WASHINGTON, DC-Earlier this year Federal Capital Partners tried something new. Long an investor in multifamily, the company decided to expand into the related area of manufactured housing. It snapped up a 1,358-pad manufactured home portfolio in North Carolina, Maryland and Pennsylvania for $29.5 million from Horizon Land Co. The deal was structured as a JV between FCP and Horizon.
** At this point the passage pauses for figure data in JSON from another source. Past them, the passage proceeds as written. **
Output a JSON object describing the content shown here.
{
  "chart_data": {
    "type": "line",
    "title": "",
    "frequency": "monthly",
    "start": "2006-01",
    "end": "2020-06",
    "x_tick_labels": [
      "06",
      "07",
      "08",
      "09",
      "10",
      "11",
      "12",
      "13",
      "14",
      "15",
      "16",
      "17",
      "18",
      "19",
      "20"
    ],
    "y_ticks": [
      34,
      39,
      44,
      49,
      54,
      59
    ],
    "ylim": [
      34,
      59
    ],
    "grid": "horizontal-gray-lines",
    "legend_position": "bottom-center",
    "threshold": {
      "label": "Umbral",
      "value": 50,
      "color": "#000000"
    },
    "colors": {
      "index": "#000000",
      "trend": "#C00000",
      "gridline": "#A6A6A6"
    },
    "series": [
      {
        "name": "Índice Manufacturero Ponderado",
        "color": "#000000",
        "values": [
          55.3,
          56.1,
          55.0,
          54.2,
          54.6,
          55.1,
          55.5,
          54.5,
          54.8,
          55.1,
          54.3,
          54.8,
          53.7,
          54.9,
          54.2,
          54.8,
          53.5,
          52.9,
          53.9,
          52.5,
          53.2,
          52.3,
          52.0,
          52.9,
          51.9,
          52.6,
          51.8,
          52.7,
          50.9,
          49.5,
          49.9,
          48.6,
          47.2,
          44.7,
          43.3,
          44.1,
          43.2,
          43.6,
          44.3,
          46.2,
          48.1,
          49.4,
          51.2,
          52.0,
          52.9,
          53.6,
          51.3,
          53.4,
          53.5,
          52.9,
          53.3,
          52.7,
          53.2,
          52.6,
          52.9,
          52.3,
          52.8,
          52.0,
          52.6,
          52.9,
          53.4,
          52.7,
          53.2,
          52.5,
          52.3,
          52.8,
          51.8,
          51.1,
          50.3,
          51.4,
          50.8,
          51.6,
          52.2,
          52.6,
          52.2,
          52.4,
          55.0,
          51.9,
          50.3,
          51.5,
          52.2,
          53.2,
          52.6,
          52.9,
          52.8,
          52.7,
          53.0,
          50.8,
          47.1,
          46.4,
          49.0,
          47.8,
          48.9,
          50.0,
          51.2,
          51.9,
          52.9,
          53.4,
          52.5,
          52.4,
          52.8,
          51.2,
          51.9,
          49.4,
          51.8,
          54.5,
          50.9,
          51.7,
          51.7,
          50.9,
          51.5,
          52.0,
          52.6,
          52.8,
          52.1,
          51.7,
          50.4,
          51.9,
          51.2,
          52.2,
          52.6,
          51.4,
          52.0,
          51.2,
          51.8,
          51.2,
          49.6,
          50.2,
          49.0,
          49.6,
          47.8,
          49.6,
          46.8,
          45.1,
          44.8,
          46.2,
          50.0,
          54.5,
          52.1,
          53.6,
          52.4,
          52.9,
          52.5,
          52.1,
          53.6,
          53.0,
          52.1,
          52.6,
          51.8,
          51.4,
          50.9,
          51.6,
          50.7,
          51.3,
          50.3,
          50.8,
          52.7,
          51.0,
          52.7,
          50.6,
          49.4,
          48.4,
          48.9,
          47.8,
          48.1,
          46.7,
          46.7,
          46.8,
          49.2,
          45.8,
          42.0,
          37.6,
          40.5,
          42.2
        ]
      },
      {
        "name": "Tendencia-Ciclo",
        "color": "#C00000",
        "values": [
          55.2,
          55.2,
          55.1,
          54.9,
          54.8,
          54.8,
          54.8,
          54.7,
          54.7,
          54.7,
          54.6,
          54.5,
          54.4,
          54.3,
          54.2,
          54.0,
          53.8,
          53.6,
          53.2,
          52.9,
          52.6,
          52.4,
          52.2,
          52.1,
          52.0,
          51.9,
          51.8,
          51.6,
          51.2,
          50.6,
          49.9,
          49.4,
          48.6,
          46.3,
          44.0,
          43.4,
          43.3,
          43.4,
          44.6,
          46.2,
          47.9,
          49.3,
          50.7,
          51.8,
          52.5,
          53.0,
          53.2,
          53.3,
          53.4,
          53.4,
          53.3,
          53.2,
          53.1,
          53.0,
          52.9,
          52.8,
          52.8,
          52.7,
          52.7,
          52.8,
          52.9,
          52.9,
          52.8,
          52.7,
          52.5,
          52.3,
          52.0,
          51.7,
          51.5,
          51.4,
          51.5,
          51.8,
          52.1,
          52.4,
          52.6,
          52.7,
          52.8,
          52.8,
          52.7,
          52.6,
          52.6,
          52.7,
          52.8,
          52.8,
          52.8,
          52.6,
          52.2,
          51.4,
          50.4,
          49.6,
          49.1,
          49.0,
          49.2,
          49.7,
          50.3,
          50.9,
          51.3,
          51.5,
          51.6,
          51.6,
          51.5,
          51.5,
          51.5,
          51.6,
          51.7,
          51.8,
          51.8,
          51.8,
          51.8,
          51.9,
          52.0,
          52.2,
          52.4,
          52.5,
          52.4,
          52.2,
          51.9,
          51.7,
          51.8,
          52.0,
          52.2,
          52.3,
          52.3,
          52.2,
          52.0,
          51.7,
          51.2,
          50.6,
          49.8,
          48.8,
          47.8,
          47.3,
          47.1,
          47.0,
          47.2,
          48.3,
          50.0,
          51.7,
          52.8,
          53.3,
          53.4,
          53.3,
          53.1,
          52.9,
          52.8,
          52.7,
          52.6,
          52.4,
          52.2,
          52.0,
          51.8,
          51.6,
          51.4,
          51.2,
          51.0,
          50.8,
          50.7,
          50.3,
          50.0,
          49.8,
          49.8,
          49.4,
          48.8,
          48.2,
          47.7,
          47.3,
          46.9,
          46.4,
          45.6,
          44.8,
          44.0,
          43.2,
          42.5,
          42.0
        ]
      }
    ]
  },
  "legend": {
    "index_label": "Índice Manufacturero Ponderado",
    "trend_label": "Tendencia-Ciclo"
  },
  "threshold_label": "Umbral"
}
Now the company has expanded this JV with acquisitions of two manufactured home communities in Delaware and North Carolina for a combined investment of $7.5 million. The acquisition is part of FCP’s larger plan for this sector–that is, to expand its presence in the Mid-Atlantic, FCP Senior Associate Drew Odabashian tells GlobeSt.com. But it also is emblematic of another nuance to its manufactured home strategy—namely, to go to market with a strong portfolio of existing properties. “We didn’t set out on a business plan to push occupancy, as in purchasing new homes and selling them to residents,” Odabashian says. “That would be a flawed approach right now.”
Indeed, fundamentals in the manufactured housing space are in flux right now, as outlined recently in the Wall Street Journal. Shipments of manufactured homes are declining and mortgage rates for buyers are much higher than for traditional homes.
That said, FCP likes the business—when it is dealing with a largely occupied portfolio of existing properties. “It is a logical extension of FCP’s multifamily business,” Odabashian says. “There is an acute shortage of affordable housing stock in this country and there are growing numbers of low-income renters.” FCP has its eye on markets in which it is already located, such as North Carolina, as well as new markets such as Southern New Jersey and South Carolina, he says.